The survey allowed Hispanics to select the skin tone closest to their own on a 10-point scale. Eighty percent of respondents chose the four lightest tones, which the report identified as light-skinned, but only 15 percent chose the six darker skin tones, which the report identified as dark-skinned. Others chose not to answer.


Intolerance wasn’t only coming from outside the Hispanic community, but also from within it. Nearly half of the Hispanic adults surveyed said that they have often or sometimes heard a Hispanic friend or family member make comments or jokes about other Hispanics and about non-Hispanics “that might be considered racist or racially insensitive.” Dark-skinned Hispanics reported these incidents at a higher rate than light-skinned Hispanics.

When it came to how much attention was paid to racial issues in this country, a majority of Hispanics, understandably, said too little attention is paid to race and racial issues concerning Hispanics. A plurality also said that too little attention is paid to race and racial issues nationally.

But a plurality said too much attention was paid to issues concerning Black people.


These issues around how darker-skinned people of all races and ethnicities are perceived and treated must be addressed. This is in part because we are racing toward a future in which the share of minorities who are dark-skinned will only be a fraction.
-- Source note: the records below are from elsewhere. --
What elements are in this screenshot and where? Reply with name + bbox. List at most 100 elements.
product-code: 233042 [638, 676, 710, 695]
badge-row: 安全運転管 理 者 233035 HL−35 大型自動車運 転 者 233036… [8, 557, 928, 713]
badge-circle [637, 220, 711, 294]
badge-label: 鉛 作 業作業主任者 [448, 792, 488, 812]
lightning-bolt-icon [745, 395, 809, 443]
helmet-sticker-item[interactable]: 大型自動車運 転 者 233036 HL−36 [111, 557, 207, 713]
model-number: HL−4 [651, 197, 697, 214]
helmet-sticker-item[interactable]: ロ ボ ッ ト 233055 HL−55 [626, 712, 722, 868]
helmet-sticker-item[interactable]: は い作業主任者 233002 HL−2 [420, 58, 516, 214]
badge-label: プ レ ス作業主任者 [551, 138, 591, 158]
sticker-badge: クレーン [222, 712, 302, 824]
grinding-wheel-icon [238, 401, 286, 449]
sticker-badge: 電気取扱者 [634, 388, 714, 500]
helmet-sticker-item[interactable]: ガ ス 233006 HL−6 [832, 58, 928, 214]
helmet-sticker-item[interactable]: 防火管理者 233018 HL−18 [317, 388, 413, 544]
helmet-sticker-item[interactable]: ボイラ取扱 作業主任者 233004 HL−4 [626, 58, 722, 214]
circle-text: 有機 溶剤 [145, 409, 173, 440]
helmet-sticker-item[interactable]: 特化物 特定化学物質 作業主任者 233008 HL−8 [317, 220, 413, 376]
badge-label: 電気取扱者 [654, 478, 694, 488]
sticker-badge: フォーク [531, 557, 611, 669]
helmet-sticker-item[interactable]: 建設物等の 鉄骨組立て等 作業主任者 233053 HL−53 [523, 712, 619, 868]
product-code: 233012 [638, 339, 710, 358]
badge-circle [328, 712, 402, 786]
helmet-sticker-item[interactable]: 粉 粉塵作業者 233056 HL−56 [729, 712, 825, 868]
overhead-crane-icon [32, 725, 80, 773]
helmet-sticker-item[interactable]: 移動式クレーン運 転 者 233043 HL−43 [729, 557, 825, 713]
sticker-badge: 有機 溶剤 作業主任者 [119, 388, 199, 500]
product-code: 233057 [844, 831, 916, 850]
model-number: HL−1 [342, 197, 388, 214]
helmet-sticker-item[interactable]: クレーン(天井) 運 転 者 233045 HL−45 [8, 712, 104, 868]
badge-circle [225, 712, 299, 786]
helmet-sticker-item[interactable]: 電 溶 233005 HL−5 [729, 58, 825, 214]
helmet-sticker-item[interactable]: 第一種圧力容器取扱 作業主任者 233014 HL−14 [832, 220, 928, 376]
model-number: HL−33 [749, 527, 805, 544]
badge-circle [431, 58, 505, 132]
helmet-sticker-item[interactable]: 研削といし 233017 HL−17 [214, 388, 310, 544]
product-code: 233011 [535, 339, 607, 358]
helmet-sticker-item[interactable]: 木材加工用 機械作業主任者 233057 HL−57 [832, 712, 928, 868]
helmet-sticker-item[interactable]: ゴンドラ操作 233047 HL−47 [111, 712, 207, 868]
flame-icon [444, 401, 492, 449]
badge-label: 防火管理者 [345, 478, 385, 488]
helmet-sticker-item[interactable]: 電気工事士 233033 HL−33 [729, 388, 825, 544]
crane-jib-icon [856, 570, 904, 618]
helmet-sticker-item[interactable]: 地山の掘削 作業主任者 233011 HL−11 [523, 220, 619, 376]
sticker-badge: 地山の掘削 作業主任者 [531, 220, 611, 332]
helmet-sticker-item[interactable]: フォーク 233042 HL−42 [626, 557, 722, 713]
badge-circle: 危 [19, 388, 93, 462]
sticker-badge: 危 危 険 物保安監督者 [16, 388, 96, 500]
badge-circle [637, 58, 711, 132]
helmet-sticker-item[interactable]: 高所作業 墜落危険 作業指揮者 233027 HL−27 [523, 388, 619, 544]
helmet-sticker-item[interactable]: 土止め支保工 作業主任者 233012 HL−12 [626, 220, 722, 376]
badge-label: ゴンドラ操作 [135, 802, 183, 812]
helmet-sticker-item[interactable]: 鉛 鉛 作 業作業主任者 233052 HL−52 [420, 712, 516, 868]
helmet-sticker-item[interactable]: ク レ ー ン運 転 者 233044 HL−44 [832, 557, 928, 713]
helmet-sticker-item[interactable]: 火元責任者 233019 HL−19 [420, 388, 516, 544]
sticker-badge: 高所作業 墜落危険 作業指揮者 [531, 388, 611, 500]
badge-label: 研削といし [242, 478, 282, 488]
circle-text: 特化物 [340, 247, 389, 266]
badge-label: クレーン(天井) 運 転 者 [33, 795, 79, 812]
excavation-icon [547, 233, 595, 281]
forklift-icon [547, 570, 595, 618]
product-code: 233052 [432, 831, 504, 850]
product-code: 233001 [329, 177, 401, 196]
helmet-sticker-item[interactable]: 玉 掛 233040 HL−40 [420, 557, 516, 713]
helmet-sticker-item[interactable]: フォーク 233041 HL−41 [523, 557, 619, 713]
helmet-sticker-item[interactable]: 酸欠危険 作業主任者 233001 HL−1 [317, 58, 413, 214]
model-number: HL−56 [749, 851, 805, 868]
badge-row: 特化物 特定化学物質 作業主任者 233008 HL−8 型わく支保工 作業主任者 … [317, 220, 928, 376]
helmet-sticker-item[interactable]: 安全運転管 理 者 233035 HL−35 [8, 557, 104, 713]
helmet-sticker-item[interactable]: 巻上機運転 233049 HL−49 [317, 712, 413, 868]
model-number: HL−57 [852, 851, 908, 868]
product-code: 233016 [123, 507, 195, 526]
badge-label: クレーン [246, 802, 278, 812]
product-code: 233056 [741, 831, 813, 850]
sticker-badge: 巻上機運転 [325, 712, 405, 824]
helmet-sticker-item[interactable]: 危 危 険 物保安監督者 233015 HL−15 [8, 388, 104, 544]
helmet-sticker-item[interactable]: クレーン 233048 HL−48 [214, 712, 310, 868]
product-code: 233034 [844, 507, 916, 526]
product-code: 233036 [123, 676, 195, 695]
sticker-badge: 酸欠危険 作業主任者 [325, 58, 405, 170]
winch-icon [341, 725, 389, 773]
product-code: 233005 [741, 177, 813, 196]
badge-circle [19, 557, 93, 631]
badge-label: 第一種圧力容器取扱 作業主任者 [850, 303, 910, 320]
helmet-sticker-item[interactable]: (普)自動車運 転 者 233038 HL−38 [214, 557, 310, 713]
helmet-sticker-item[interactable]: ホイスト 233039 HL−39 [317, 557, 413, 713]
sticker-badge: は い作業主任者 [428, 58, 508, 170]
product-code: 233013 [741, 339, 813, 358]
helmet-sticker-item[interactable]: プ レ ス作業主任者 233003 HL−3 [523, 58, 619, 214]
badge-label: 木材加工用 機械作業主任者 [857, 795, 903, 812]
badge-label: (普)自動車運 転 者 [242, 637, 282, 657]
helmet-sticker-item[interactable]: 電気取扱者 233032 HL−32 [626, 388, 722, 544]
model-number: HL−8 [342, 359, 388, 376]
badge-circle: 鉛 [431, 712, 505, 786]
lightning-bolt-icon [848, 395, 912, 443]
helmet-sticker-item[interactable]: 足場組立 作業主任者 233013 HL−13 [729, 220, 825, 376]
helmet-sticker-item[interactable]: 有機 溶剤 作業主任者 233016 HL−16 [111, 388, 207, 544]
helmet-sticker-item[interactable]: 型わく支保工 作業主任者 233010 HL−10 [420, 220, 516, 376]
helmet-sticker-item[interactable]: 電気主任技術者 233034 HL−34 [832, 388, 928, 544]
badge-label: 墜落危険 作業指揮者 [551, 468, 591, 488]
By 2065, it is projected that not only will Asian Americans outnumber African Americans, but there will also be nearly twice as many Hispanics in the country as Black people.

As I have mentioned before, I worry that white supremacy could be replaced with a light supremacy, a society in which light-skinned people are still advantaged and dark-skinned people are still oppressed, even as the white majority recedes.